Here's one waterbath: Calendula salve
and here's another: Rose salve

thanx, thats helped alot!

Hello! I would like to be added to your mailin' list! And I would like samples on your salves. Looking forward to hearing from you! Send to; [deleted]

1) I don't have a mailing list, unless you count the herblist. Which you'll have to subscribe to all by your lonesome, just to prove that you can understand and follow simple instructions.

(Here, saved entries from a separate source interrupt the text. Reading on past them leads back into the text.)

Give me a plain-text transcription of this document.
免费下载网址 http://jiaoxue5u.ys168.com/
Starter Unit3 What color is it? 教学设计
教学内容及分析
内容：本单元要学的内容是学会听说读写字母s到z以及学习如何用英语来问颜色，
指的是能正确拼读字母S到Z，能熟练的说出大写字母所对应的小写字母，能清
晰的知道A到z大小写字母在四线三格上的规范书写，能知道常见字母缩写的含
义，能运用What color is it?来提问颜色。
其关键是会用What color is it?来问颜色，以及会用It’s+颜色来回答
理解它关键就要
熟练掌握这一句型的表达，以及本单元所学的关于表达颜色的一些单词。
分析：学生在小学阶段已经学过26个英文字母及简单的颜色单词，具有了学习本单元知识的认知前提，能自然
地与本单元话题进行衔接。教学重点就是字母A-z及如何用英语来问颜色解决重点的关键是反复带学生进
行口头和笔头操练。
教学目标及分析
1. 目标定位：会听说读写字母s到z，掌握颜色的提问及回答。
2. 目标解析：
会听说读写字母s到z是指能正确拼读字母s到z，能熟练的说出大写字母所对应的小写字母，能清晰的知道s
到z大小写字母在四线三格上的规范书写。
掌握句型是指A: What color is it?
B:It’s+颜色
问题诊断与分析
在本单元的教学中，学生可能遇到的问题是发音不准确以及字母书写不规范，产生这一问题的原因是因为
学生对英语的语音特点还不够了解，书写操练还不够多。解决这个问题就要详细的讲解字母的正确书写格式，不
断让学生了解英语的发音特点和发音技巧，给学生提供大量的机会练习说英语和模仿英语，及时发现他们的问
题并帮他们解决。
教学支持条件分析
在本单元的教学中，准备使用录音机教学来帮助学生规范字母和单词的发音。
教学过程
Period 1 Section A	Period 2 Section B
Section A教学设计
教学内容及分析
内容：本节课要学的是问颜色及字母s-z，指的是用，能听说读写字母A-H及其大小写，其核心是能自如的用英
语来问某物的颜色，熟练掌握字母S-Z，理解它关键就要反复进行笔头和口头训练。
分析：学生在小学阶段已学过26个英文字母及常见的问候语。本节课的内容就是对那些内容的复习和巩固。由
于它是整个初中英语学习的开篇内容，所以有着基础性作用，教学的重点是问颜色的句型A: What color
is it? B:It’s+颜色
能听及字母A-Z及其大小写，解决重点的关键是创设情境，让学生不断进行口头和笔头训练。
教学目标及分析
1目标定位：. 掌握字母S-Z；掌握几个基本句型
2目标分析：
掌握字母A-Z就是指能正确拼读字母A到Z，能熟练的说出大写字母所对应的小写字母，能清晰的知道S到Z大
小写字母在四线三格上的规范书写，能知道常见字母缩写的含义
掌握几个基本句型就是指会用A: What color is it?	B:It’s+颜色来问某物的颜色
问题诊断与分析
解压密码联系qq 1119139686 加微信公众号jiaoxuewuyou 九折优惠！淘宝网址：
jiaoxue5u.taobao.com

2) Why would I send samples of my salves to you? It's not as if I'm prepared to sell them to all and sundry. Unless they pay good money of course, which includes postage from over here, which makes them prohibitively expensive over there.

I would like to be added to your mailing list and plese let me know how we can avail of samples of your products.

You'll have to put yourself on the herblist all by your lonesome. And I don't hand out samples of anything at all.

I been making salve for sometime now and sell a formula I created with neem oil and various herbs for eczema. It has shown to be very effective. I was just experimenting today with jasmine wax as a substitute for beeswax to make more of an erotic balm. Any tips would be appreciated.